St. Charles Parish President Matt Jewell said the industry of St. Charles Parish is at the heart of the parish’s business climate, which remains strong despite the pandemic.
“Small businesses and industry are the backbone of our economy. They employ a lot of our residents, from teenagers all the way up to senior citizens. They provide food, and they’ve always stepped up in times of need,” Jewell said. “St. Charles Parish is investing money to help people shop local and invest in local businesses.”
Jewell said that the economy has improved and home sales have skyrocketed in St. Charles Parish in recent years. Increased property values are expected to bring in additional revenue.
When the governor announced the stay at home order, St. Charles Parish leaders ran budget forecasts to reflect reductions in sales tax. While it is still too soon to tell what the sales tax trend for 2020 will look like, Jewell noted that the parish has an amendment requiring $7 million of emergency funding on hand at all times to ensure a balanced budget.
Flood protection and drainage remain the primary concerns for St. Charles Parish residents, especially those who have seen their homes flood two or three times in the past 18 months during heavy rainstorms.

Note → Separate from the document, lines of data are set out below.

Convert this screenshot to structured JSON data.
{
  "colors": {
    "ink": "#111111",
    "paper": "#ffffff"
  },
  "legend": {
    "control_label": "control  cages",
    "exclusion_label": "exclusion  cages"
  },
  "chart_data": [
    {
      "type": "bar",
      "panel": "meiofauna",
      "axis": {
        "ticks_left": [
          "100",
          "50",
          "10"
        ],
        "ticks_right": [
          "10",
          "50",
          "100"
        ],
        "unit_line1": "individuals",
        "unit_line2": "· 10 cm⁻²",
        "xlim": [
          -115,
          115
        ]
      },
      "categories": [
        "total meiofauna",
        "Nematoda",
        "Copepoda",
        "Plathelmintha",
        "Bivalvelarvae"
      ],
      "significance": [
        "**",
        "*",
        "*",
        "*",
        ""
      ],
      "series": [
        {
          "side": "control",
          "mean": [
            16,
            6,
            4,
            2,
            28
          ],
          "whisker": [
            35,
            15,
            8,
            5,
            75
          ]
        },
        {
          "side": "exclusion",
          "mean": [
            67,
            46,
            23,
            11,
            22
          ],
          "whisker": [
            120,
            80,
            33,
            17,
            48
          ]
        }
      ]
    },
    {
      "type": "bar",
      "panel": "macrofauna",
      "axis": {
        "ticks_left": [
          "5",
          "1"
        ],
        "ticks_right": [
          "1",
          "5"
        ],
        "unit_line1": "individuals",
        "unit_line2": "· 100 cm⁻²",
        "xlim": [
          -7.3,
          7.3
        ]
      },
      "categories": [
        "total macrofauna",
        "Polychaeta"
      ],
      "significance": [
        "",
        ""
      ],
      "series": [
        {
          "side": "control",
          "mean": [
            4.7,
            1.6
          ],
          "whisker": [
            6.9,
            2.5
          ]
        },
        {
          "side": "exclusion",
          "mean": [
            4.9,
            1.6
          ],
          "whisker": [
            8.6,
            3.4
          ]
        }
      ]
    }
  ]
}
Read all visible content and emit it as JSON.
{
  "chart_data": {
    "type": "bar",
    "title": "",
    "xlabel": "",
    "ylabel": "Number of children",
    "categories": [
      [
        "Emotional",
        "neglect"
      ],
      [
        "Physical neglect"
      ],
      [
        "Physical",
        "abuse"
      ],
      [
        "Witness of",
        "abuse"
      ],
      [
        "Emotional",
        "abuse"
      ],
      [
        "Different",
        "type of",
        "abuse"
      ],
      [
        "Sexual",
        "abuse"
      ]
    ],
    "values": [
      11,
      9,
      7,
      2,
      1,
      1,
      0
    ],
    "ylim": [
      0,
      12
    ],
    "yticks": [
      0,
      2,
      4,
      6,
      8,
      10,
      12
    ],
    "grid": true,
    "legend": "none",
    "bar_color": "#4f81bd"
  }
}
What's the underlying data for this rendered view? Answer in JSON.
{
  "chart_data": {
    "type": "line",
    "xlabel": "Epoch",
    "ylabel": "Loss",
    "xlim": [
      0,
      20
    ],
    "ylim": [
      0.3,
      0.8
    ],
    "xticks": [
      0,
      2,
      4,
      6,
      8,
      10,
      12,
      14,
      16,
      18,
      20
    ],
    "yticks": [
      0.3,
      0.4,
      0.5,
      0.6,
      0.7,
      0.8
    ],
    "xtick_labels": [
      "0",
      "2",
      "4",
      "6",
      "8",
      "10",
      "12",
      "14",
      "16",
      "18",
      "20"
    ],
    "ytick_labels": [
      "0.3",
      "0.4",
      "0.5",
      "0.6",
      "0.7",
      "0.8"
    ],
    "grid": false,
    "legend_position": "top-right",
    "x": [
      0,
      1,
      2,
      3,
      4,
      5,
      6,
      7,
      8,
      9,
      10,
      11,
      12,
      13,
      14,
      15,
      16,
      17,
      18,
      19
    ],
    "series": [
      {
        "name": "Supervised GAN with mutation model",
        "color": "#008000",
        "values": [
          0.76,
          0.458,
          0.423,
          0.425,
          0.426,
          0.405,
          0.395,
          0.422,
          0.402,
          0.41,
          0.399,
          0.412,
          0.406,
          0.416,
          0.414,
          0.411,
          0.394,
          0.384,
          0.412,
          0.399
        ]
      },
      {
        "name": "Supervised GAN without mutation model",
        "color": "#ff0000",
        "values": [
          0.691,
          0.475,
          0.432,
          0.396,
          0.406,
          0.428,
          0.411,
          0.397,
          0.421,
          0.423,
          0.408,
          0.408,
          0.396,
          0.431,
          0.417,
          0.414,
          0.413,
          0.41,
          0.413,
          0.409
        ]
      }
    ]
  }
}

Jewell said the parish is in the process of completing an East Bank and West Bank master drainage plan. There is also a moratorium on all major subdivisions while the drainage master plan is underway. Drainage and sewer initiatives will continue during this time. Jewell said the moratorium won’t last longer than 18 months, and some areas of the parish may be released as soon as November.
“St. Charles Parish is a desirable place to live, and we want to be able to grow in a smart and controlled way that doesn’t impact our existing residents negatively, and we’ve seen some of that over the past few years,” Jewell said.
Both parish presidents weighed in on the Industrial Tax Exemption Program, which seeks to encourage economic development with tax breaks for local industry.
Jewell thinks ITEP is here to stay, and he is in full support of any policy that gives more power to local government.
Hotard believes there should always be some involvement at the local level when it comes to ITEP and that each application needs to be evaluated on a case-by-case basis.